Anknüpfend daran sind selbst in einem reinen Wohngebiet die durch das Einwerfen von Altglas in einen Sammelbehälter entstehenden und je nach den Umständen des Einzelfalls nach der Höhe des Schallpegels und den spezifischen Eigenarten der einzelnen Schallereignisse – Splittern, Klirren, Dröhnen – auch überraschenden, impulsartig auftretenden und in ihrer Häufigkeit deutlich bemerkbaren bis sehr lästigen Geräusche von den Nachbarn grundsätzlich als sozialadäquat und zumutbar hinzunehmen; dasselbe gilt für die üblichen Begleitgeräusche bei der Anlieferung von Altglas mit Kraftfahrzeugen und die Geräusche der Entleerung des in den Behältern befindlichen Altglases in Entsorgungsfahrzeuge.

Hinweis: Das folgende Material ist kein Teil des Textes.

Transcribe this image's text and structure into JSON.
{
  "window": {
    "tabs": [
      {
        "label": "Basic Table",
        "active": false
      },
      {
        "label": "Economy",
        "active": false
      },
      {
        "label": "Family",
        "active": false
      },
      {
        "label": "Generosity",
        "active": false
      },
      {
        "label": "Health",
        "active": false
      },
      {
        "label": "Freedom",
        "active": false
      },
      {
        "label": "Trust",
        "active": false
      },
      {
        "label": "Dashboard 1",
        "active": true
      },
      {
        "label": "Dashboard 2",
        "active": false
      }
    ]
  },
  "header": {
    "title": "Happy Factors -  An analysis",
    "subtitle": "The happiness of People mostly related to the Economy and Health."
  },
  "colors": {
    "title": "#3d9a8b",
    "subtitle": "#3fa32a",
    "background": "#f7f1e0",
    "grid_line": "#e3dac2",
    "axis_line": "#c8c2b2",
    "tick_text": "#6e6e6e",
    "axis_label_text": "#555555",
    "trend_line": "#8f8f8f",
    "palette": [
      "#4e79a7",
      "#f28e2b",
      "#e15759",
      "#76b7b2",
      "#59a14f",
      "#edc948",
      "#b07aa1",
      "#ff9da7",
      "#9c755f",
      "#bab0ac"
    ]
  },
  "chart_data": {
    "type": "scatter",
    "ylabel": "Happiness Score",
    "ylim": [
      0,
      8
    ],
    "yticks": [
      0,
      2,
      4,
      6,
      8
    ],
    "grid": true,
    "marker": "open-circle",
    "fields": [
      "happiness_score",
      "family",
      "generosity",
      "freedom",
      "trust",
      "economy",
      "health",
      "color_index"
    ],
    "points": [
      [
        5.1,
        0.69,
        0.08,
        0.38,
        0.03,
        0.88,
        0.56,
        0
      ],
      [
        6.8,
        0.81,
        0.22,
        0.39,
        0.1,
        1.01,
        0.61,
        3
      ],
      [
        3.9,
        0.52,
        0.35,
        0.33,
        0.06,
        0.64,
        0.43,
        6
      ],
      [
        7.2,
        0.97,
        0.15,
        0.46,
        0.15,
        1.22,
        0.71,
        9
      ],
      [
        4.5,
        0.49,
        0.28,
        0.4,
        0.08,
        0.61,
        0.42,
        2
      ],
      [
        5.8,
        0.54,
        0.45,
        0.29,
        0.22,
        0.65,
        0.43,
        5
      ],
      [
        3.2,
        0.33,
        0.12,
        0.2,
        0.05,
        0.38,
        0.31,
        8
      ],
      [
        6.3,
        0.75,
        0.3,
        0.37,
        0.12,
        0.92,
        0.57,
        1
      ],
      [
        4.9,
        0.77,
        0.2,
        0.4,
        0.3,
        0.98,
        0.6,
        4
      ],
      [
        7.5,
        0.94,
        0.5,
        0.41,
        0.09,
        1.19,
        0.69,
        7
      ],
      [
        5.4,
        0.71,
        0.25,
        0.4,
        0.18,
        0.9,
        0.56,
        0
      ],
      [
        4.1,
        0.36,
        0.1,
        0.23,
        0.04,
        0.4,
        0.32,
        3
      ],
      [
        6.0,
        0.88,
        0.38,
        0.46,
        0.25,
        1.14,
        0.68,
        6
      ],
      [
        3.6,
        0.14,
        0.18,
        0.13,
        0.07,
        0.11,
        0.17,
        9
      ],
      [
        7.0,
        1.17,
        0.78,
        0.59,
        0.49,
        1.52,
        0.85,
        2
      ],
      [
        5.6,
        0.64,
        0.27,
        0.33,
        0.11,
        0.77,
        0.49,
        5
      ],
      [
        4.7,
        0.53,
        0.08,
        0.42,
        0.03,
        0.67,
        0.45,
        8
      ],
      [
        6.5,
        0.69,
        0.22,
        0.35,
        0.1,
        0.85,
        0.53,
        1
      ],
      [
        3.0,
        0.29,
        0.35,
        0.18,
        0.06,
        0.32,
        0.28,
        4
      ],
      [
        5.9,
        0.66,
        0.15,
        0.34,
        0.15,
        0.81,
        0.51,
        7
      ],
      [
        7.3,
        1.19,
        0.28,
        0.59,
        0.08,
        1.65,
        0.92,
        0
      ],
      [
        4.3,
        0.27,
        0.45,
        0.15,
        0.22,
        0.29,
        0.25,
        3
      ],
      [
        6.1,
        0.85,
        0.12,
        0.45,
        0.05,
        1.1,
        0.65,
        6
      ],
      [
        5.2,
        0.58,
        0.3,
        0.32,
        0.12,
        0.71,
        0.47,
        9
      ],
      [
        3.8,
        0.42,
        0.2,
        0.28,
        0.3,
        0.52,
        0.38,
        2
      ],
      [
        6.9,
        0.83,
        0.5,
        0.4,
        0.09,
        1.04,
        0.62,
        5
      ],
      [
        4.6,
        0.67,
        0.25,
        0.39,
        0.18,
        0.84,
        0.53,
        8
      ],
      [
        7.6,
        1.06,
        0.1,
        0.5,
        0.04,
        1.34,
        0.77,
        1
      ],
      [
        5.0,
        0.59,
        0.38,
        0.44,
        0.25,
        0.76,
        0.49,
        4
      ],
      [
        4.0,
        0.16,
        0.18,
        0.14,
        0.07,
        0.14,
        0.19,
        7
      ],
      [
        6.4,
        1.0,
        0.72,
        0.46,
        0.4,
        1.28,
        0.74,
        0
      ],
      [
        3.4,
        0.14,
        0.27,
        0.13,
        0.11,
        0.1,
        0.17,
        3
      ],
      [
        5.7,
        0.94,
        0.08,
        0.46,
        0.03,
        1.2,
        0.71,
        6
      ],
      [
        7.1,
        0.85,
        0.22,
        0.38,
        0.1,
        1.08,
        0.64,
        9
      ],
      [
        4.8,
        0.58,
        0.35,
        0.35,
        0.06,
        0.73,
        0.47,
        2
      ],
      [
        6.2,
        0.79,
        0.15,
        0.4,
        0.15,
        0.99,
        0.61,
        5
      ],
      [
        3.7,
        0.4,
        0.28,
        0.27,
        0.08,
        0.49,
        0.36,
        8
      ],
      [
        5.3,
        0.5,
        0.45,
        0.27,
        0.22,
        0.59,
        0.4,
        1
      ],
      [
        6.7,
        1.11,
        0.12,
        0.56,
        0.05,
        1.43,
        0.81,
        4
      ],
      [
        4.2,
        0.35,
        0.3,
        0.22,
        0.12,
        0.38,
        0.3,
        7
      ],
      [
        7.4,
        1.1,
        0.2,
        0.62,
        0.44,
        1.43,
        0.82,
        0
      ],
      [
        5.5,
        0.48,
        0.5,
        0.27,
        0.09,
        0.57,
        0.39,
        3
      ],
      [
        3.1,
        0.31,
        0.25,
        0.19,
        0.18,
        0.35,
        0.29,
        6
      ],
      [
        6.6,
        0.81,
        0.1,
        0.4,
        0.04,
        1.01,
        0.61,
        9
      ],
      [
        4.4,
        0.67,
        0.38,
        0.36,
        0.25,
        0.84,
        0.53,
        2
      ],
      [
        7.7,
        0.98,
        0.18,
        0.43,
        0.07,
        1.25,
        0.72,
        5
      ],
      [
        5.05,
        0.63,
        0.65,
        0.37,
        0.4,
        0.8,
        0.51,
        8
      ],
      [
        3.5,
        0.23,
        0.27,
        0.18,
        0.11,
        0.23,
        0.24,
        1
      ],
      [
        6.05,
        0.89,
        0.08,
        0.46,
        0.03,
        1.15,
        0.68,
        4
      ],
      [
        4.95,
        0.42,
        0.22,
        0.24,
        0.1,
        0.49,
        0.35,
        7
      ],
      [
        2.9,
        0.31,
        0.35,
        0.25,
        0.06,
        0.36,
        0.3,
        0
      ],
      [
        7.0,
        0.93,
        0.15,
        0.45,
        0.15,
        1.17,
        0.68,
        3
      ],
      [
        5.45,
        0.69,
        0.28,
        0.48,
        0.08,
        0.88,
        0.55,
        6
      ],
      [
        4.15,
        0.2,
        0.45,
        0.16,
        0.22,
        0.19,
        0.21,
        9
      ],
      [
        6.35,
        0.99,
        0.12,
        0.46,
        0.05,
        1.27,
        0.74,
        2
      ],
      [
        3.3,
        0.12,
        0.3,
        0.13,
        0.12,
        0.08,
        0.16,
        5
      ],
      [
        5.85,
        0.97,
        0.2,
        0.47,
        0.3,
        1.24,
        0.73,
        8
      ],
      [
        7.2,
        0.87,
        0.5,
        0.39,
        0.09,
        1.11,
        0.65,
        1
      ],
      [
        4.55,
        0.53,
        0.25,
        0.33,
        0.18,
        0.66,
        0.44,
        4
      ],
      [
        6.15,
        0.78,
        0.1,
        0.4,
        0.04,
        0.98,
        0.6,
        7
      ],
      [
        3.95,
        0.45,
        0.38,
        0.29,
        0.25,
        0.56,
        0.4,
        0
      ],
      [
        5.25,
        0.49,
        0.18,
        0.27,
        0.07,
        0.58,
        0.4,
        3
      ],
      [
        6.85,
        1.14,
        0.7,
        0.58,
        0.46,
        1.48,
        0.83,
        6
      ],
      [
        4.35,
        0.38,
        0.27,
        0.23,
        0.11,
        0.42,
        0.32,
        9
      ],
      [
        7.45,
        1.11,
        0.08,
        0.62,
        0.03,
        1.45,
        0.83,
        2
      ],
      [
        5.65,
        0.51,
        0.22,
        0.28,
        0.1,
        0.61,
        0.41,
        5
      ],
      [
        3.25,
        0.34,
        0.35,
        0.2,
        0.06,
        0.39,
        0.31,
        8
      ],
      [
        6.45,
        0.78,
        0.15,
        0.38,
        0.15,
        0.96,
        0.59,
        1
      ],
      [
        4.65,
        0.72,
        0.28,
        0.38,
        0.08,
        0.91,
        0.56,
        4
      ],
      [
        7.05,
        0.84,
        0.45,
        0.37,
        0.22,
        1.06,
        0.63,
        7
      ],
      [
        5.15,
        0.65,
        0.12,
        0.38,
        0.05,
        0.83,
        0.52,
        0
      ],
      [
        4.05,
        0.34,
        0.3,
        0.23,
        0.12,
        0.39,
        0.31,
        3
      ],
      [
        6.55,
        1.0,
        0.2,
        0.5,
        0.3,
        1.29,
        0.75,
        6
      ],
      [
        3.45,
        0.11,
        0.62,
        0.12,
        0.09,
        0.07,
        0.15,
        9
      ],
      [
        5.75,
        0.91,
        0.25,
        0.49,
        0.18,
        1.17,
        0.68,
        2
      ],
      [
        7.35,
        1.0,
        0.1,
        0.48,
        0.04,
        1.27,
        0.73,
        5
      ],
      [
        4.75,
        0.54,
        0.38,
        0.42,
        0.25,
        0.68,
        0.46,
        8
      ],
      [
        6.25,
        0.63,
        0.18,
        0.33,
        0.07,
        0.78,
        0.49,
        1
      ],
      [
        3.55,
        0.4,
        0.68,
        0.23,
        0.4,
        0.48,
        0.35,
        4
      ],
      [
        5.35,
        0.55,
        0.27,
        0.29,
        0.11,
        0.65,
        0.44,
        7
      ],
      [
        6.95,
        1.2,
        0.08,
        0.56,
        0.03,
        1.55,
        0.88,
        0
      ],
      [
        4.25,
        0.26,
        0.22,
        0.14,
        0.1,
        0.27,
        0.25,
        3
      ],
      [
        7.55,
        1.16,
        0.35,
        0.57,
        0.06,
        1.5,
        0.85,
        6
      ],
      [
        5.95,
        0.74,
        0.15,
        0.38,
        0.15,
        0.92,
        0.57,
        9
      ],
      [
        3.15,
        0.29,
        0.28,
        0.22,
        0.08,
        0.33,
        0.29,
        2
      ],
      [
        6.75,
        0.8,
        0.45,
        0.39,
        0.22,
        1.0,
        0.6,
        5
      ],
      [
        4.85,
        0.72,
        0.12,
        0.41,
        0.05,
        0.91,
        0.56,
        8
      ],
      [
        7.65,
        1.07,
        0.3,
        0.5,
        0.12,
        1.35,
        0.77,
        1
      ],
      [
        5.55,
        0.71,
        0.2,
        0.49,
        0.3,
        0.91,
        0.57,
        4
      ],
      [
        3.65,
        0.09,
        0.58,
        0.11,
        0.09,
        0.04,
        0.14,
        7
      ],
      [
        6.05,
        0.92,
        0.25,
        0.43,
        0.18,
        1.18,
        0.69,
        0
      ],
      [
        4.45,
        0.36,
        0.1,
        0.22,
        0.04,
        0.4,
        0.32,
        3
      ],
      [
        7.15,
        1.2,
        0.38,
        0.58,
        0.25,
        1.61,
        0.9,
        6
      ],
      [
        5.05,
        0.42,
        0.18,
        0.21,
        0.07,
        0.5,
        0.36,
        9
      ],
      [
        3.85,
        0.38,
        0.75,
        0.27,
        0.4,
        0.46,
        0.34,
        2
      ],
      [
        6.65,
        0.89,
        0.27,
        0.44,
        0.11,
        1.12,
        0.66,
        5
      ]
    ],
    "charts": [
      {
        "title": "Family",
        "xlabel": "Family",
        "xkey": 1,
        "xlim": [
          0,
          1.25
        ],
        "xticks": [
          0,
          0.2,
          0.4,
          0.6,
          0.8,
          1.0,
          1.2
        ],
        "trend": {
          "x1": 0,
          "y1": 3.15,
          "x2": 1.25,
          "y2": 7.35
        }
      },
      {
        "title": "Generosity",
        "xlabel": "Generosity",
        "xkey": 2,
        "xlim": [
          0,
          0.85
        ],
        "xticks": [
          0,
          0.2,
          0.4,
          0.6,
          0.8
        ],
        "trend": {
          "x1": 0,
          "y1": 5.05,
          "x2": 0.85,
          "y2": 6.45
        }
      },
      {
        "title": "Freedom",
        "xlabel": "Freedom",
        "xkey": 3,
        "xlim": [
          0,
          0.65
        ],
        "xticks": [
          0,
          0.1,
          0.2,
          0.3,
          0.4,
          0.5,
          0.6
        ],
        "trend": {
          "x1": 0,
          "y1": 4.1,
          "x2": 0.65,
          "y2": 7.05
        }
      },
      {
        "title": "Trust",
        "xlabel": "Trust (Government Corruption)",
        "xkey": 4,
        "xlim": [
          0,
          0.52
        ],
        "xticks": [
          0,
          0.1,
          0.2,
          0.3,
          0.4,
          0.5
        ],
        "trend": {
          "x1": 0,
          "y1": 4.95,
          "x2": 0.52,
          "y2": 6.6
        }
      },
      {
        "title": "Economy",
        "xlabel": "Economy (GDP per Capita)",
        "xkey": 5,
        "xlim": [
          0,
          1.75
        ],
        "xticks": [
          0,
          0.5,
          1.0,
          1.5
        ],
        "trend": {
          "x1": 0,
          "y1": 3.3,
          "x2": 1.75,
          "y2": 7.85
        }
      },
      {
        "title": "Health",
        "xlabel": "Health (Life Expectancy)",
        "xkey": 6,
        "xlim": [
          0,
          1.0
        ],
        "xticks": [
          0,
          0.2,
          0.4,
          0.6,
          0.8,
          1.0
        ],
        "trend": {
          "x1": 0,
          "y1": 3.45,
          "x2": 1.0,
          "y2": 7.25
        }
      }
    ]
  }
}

Auch die außerhalb der vorgesehenen Einwurfzeiten auftretenden Lärmbeeinträchtigungen sind Belastungen, die typischerweise mit deren Betrieb verbunden sind, denn die Gefahr solcher Störungen durch rechtswidriges Verhalten der Benutzer sind solchen Anlagen, die ungehindert zugänglich sind, immanent. Durch Fehlverhalten der Benutzer verursachte Belästigungen der Umgebung berühren die Zumutbarkeit erst dann, wenn eine mit der Anlage geschaffene Gefahrenlage zum Tragen kommt, die Anlage also einem derartigen Missbrauch Vorschub leistet, etwa als Folge der konkreten Standortentscheidung.

Bei Ermittlung und Bewertung des von der Nutzung von Wertstoffbehältern ausgehenden Lärms sind als Anhalt die Sechste Allgemeine Verwaltungsvorschrift zum Bundes-Immissionsschutzgesetz (Technische Anleitung zum Schutz gegen Lärm – TA Lärm) sowie die VDI-Richtlinie 2058 heranzuziehen. Sie dürfen aber namentlich wegen der Eigenart der dadurch hervorgerufenen Emissionen, die durch unregelmäßige und unterschiedliche Impulsschallpegel gekennzeichnet sind, nicht starr und schematisch angewendet werden.

Die Zumutbarkeit von Lärmemissionen immissionsschutzrechtlich nicht genehmigungsbedürftiger Anlagen ist – wie schon ausgeführt -, soweit es an speziellen anlagenbezogenen und typisierenden Normierungen fehlt, vielmehr unter Berücksichtigung der Art der jeweiligen Störung, der anhand der bauplanungsrechtlichen Anforderungen bestimmten, Schutzwürdigkeit des betroffenen Gebiets sowie gesetzlich vorgegebener Wertungen in Bezug auf die Lärmquelle entsprechend den Grundsätzen hierfür geeigneter Regelwerke für genehmigungsbedürftige Anlagen aufgrund einer individuell-konkreten Abwägung zu ermitteln und zu bewerten. Dabei verbietet es sich in aller Regel, die in derartigen Regelwerken abstrakt festgelegten Richtwerte ohne Rücksicht auf die Umstände des Einzelfalles als absolut verbindlich zugrunde zu legen; das gilt im Übrigen auch für die Empfehlungen des Umweltbundesamtes (UBA) zur Einhaltung eines Mindestabstands von 12 m zwischen Wertstoffsammelbehältern und Wohnbereichen.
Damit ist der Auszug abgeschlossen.